Я выскользнул из актового зала — действительно, от греха… Старички, судя по шуму, толпятся где-то в вестибюле и у входа, и, насколько я понимаю, будут толпиться там еще достаточно долго. Нужно ведь покурить тем, кто курит, обсудить меня, а мне…
… нет, не показалось, точно не показалось!
Ещё раз оглянувшись, я заперся в кабинке туалета и там уже достал из кармана крохотный клочок бумаги, на котором знакомым почерком отца было написано «- Держись! Они будут давить, но всё уже решено! Ничего не бойся!»
* * *
— В суд… — обёрточной бумагой шелестит по детдому, — суд будет!
… а дальше — слухи, слухи, слухи… Они, мне кажется, распространяются вопреки всем законам физики, быстрее скорости звука, а иногда и без звуков вообще. Р-раз… и все всё знают.
Шёпот и громкие, нарочитые разговоры, выкрики в спину, и…
… я уже почти не реагирую на них. Нет, не привык, к такому сложно привыкнуть. Скорее — перегорел.
Почти три недели в детдоме, и из них две — в коробочке. В спальне. В столовой. Во дворе…
… и даже в туалете. С комментариями.
Это постоянное, нескончаемое давление, хроническое недосыпание и недоедание — день за днём, час за часом. Но со стороны, если смотреть на ситуацию широко закрытыми глазами советской карательной педагогики и самых гуманных законов в мире, всё в порядке[v]!

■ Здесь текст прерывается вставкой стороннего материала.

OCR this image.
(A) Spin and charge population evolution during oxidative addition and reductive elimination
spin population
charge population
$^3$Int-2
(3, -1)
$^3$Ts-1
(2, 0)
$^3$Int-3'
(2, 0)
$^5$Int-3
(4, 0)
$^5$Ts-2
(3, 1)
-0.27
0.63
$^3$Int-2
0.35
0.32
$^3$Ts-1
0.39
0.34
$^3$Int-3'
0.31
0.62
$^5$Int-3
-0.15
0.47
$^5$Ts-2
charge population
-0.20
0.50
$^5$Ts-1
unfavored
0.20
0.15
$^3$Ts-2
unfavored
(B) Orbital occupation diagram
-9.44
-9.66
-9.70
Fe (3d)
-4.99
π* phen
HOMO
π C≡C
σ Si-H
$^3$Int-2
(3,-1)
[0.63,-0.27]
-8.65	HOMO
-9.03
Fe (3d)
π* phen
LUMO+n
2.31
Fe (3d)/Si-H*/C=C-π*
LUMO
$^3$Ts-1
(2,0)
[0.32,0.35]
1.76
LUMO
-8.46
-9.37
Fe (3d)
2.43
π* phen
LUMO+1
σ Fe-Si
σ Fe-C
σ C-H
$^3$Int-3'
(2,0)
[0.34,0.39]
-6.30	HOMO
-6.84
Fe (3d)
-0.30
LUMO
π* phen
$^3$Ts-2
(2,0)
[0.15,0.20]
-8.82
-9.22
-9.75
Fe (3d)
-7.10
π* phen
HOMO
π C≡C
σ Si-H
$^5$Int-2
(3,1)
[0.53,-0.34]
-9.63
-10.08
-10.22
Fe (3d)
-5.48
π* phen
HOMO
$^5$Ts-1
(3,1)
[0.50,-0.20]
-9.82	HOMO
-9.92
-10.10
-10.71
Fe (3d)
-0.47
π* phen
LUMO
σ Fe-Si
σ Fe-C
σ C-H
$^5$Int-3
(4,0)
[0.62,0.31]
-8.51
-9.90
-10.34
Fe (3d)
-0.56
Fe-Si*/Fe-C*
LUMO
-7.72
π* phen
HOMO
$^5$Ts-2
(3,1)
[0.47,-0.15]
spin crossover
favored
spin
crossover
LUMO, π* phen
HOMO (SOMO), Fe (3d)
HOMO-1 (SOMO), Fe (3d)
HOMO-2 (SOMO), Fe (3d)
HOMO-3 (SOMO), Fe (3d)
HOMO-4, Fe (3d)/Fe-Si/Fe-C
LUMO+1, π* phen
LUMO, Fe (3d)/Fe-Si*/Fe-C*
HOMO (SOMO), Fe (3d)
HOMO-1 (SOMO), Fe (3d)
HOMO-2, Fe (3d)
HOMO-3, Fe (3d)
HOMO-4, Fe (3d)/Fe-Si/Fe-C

Это не давление, а забота, и окружают меня мои товарищи — хорошие, сознательные ребята, искренне беспокоящиеся о моей дальнейшей судьбе. Воспитание через коллектив.
Волнуются они за меня, переживают. Да, понятно, что они иногда бывают грубоватыми, но зато они искренние, открытые, переживающие за оступившегося товарища!
От такой их заботы я изрядно похудел, обзавёлся кругами под глазами, и иногда, когда забывался, шаркающей походкой. Татьяна Филипповна, курирующая меня, приехав с проверкой, долго потом, говорят, орала на Елену Николаевну. По слухам.
Со мной, как не сложно догадаться, слухами не делятся, но дети, даже если это сукины дети, остаются детьми, и язык за зубами держать пока не приучены, хотя иногда и пытаются. Информацию, поступающую из этих источников, сложно назвать достоверной, но тем не менее, какие-то выводы, пусть даже вчерне, делать можно.
— Вот что ты за человек, Са-ве-лов! — процедил сквозь зубы физрук, потянувшись было ко мне с гуманитарно-воспитательными целями, но пересилив этот порыв с немалым трудом. Для верности он даже спрятал руки в карманах, а потом, по-видимому, не доверяя ни сам себе, ни качеству советских карманов, сцепил их за спиной и даже плечи напряг.
— Не человек, а недо… — начал было педагог, но, осёкшись и спохватившись, наступил себе на горло. Судя по тому, как бешено задёргался его кадык, отнюдь не метафорически!
— С тобой, С-савелов, ребята даже в одной спальне не хотят ночевать! — выплюнул он, — Дожил! Это надо же…
Коллектив, судя по озадачившимся физиономиям, и не в курсе, что они, оказывается, приняли такое решение.
— Короче! — рявкнул физрук, злясь на меня, и кажется, на весь мир разом, — Отдельно теперь ночевать будешь, с-су… понял⁈ Специально для тебя спальню освободим.
— Ну, Валерьян Игоревич… — заныл кто-то из детей помладше, предвидя пусть временное, но уплотнение, и прочее ухудшение жизненного пространства.
— Молчать… — прошипел педагог, развернувшись резко и зло, и сразу — тишина…
Под присмотром педагога, сверлящего мне спину ненавидящим взглядом, я забрал из спальни свои, то бишь казённые вещи, в том числе и постельное бельё. Гитару у меня отобрали, спохватившись, неделю назад, выговорив заодно моим надзирателям, то бишь товарищам — за то, что они не доложили, не пресекли и не позаботились об этом сами, заранее и без напоминаний.